When It All Goes Wrong

August 12, 2024 By: Spencer Durrant

I just spent the last week in Alaska, fly fishing my way from the Kenai Peninsula up to the interior. That’s a dream trip for a lot of anglers, and that was certainly the case for my best friend, Lander Crook, and I. The trip came together last-minute, but we had lodging lined up, and should’ve been on the Kenai at the tail end of the sockeye run. In theory, we’d still be able to catch a limit of salmon every day, then spend the rest of our time looking for rainbow trout and dolly varden.

Few plans survive first contact with the enemy, however, and when we arrived in Soldotna on a Sunday night, we showed up to an almost-empty river. Few anglers lined the banks, the parking lots were mostly empty, and the river felt devoid of life. I hooked—and lost—two sockeye that night, which didn’t instill much confidence.

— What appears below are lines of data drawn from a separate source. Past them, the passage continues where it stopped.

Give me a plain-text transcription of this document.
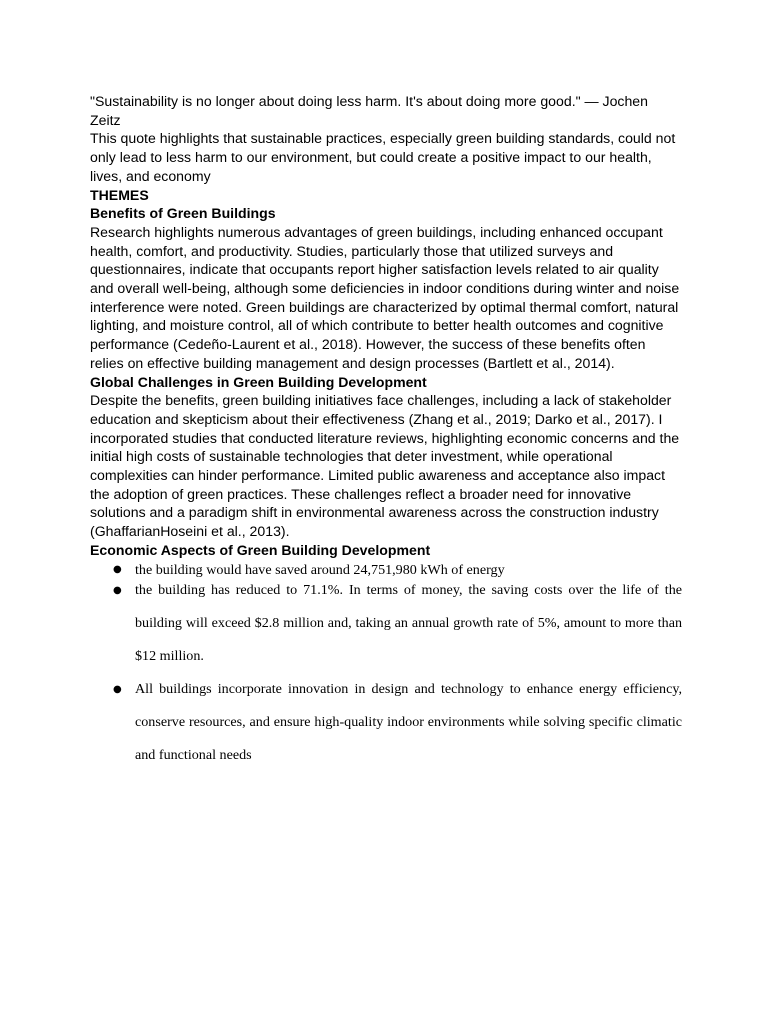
"Sustainability is no longer about doing less harm. It's about doing more good." — Jochen Zeitz

This quote highlights that sustainable practices, especially green building standards, could not only lead to less harm to our environment, but could create a positive impact to our health, lives, and economy

THEMES

Benefits of Green Buildings

Research highlights numerous advantages of green buildings, including enhanced occupant health, comfort, and productivity. Studies, particularly those that utilized surveys and questionnaires, indicate that occupants report higher satisfaction levels related to air quality and overall well-being, although some deficiencies in indoor conditions during winter and noise interference were noted. Green buildings are characterized by optimal thermal comfort, natural lighting, and moisture control, all of which contribute to better health outcomes and cognitive performance (Cedeño-Laurent et al., 2018). However, the success of these benefits often relies on effective building management and design processes (Bartlett et al., 2014).

Global Challenges in Green Building Development

Despite the benefits, green building initiatives face challenges, including a lack of stakeholder education and skepticism about their effectiveness (Zhang et al., 2019; Darko et al., 2017). I incorporated studies that conducted literature reviews, highlighting economic concerns and the initial high costs of sustainable technologies that deter investment, while operational complexities can hinder performance. Limited public awareness and acceptance also impact the adoption of green practices. These challenges reflect a broader need for innovative solutions and a paradigm shift in environmental awareness across the construction industry (GhaffarianHoseini et al., 2013).

Economic Aspects of Green Building Development

● the building would have saved around 24,751,980 kWh of energy
● the building has reduced to 71.1%. In terms of money, the saving costs over the life of the building will exceed $2.8 million and, taking an annual growth rate of 5%, amount to more than $12 million.
● All buildings incorporate innovation in design and technology to enhance energy efficiency, conserve resources, and ensure high-quality indoor environments while solving specific climatic and functional needs
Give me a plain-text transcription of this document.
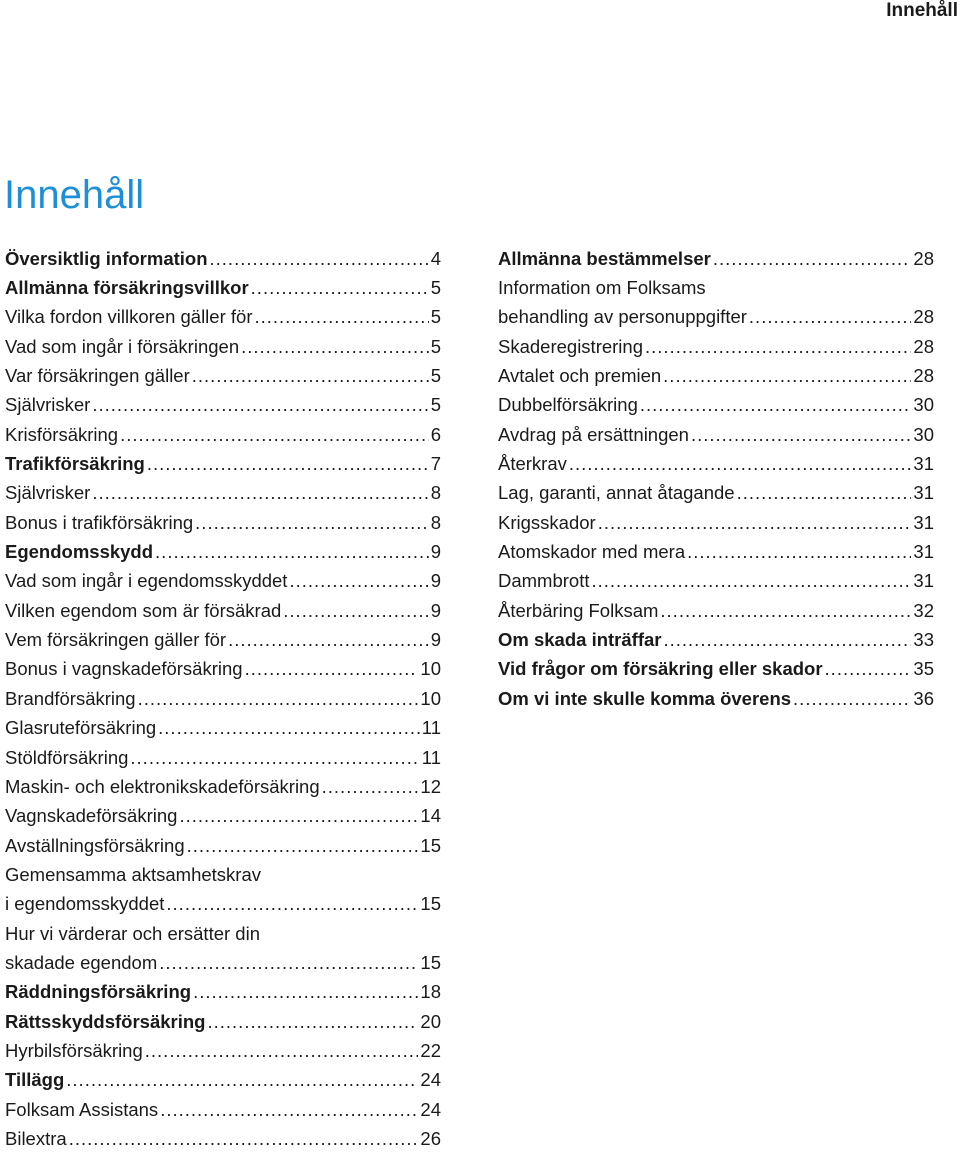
Innehåll
Innehåll
Översiktlig information .....	4
Allmänna försäkringsvillkor .....	5
Vilka fordon villkoren gäller för .....	5
Vad som ingår i försäkringen .....	5
Var försäkringen gäller .....	5
Självrisker .....	5
Krisförsäkring .....	6
Trafikförsäkring .....	7
Självrisker .....	8
Bonus i trafikförsäkring .....	8
Egendomsskydd .....	9
Vad som ingår i egendomsskyddet .....	9
Vilken egendom som är försäkrad .....	9
Vem försäkringen gäller för .....	9
Bonus i vagnskadeförsäkring .....	10
Brandförsäkring .....	10
Glasruteförsäkring .....	11
Stöldförsäkring .....	11
Maskin- och elektronikskadeförsäkring .....	12
Vagnskadeförsäkring .....	14
Avställningsförsäkring .....	15
Gemensamma aktsamhetskrav
i egendomsskyddet .....	15
Hur vi värderar och ersätter din
skadade egendom .....	15
Räddningsförsäkring .....	18
Rättsskyddsförsäkring .....	20
Hyrbilsförsäkring .....	22
Tillägg .....	24
Folksam Assistans .....	24
Bilextra .....	26
Allmänna bestämmelser .....	28
Information om Folksams
behandling av personuppgifter .....	28
Skaderegistrering .....	28
Avtalet och premien .....	28
Dubbelförsäkring .....	30
Avdrag på ersättningen .....	30
Återkrav .....	31
Lag, garanti, annat åtagande .....	31
Krigsskador .....	31
Atomskador med mera .....	31
Dammbrott .....	31
Återbäring Folksam .....	32
Om skada inträffar .....	33
Vid frågor om försäkring eller skador .....	35
Om vi inte skulle komma överens .....	36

A quick look at the fish count totals on the Alaska Fish & Game website showed we were fishing to only 30,000 fresh fish per day, a far cry from the 80,000+ fish per day the week before.

So, as Alaska often forces you to do, we called an audible, headed upriver earlier than expected, and fished the Russian River sanctuary for the first time.

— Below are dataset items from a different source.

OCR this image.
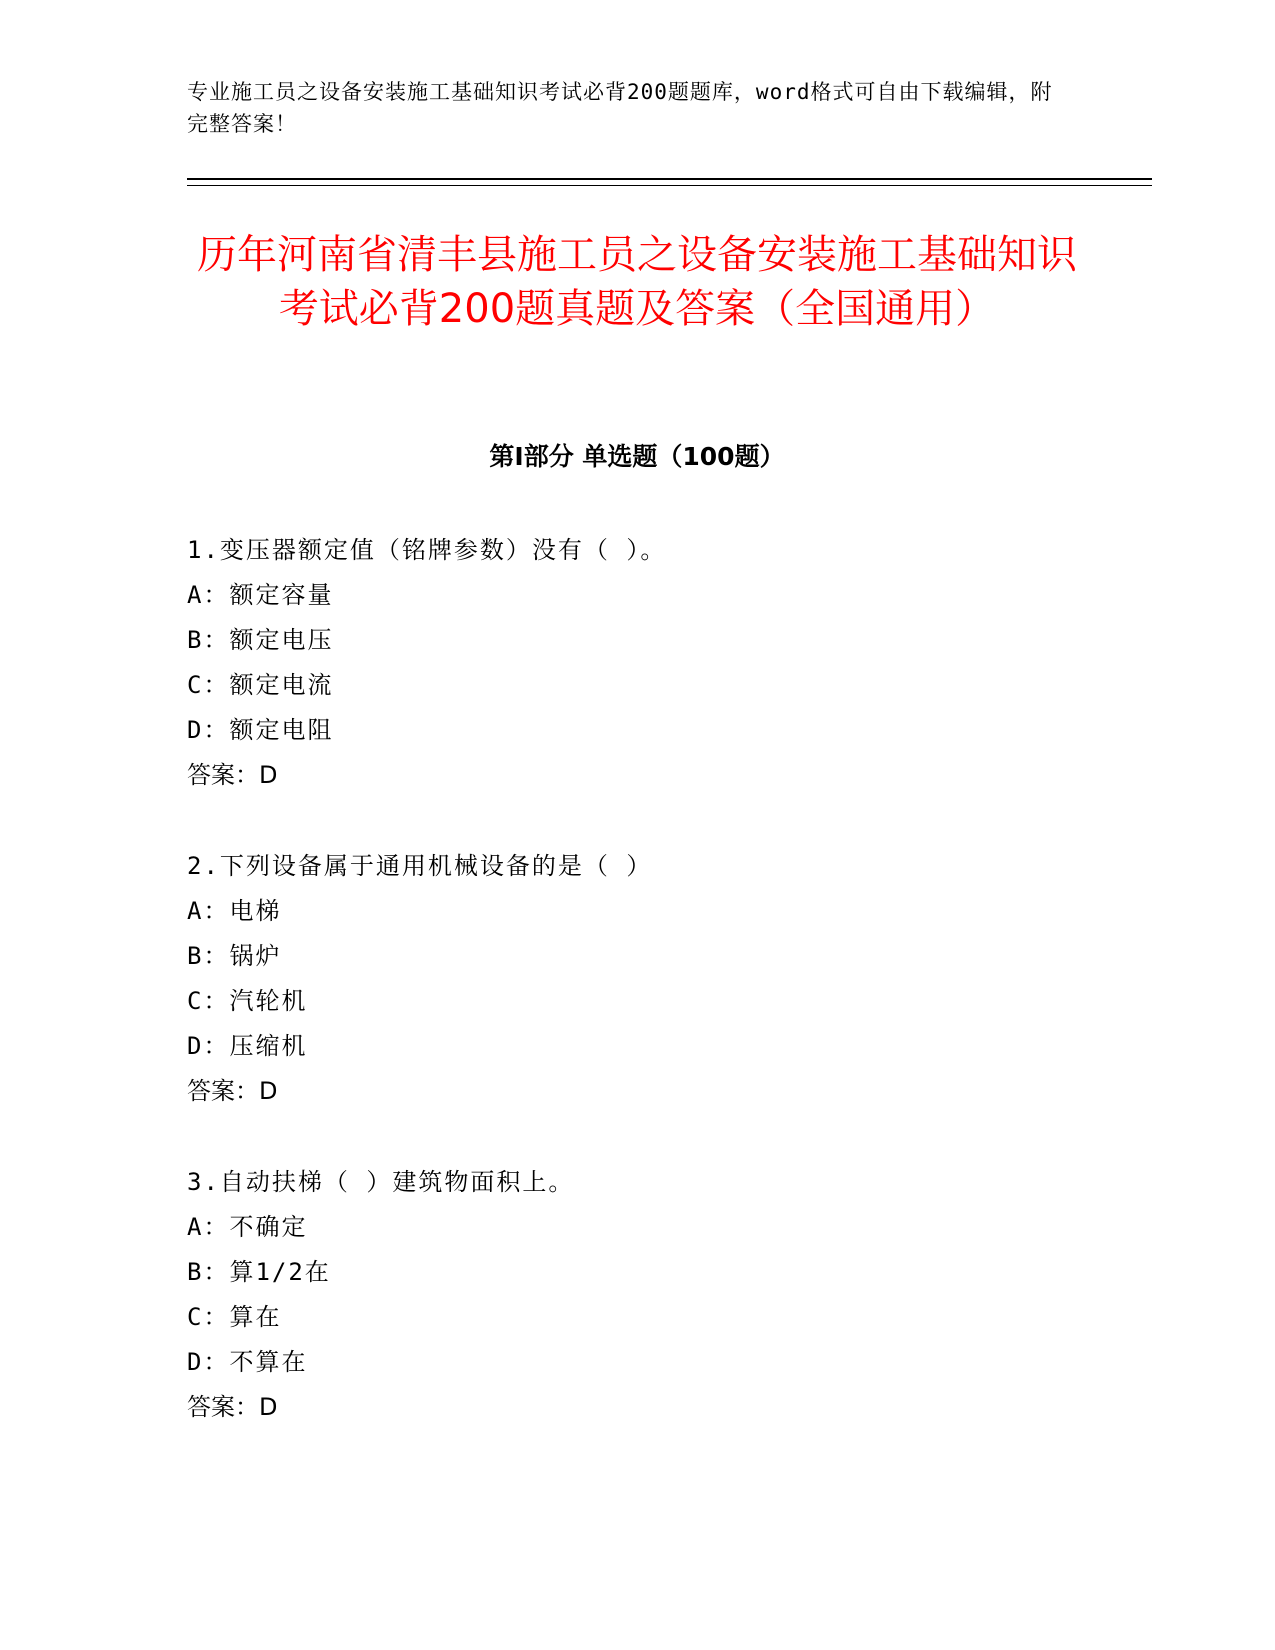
专业施工员之设备安装施工基础知识考试必背200题题库，word格式可自由下载编辑，附完整答案！
历年河南省清丰县施工员之设备安装施工基础知识考试必背200题真题及答案（全国通用）
第Ⅰ部分 单选题（100题）
1.变压器额定值（铭牌参数）没有（ ）。
A：额定容量
B：额定电压
C：额定电流
D：额定电阻
答案：D
2.下列设备属于通用机械设备的是（ ）
A：电梯
B：锅炉
C：汽轮机
D：压缩机
答案：D
3.自动扶梯（ ）建筑物面积上。
A：不确定
B：算1/2在
C：算在
D：不算在
答案：D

I’ve fished the Kenai before, but never at the Sanctuary, and it’s up here that the famous shoulder-t0-shoulder combat fishing is on full display. It’s the Wild West of fishing, with people standing on the bank ready to take your spot if you so much as look anywhere other than the river. I hate fishing around a lot of people, and under normal circumstances, I would’ve balked at standing next to so many people I don’t know.

But that’s sockeye fishing for you, and I was pleasantly surprised at how nice everyone was. Even when I had a few fish kick my butt and run downstream on me, other anglers cheered, offered high-fives, and told me to “quit letting that fish kick your ass.”

It was one of the most unique fishing experiences I’ve ever had. It was also the best fishing I’d have on the entire trip.

On our second day on the Kenai, it started to rain. It didn’t stop for five days, and it rained so much that many of the rivers we fished for rainbows, dolly varden, and grayling, were overflowing their banks. We drove north, deep into the interior, hoping to escape the rain. But it just kept coming, and while we eked out a few fish every day, it was far from the fast and furious fishing so many anglers imagine when they think of Alaska.

A few of our tried-and-true grayling streams were nearly impossible to fish thanks to the rain, and the one river that was running clear was more crowded than the Kenai.

It’s hard to say that it all went wrong on this trip (it didn’t) but this trip certainly wasn’t what Lander nor I expected. Don’t get me wrong, I’m happy I went. But I had to roll with more punches on this trip than in all my other Alaskan adventures combined.

It could’ve been worse, though. I could’ve not gone at all.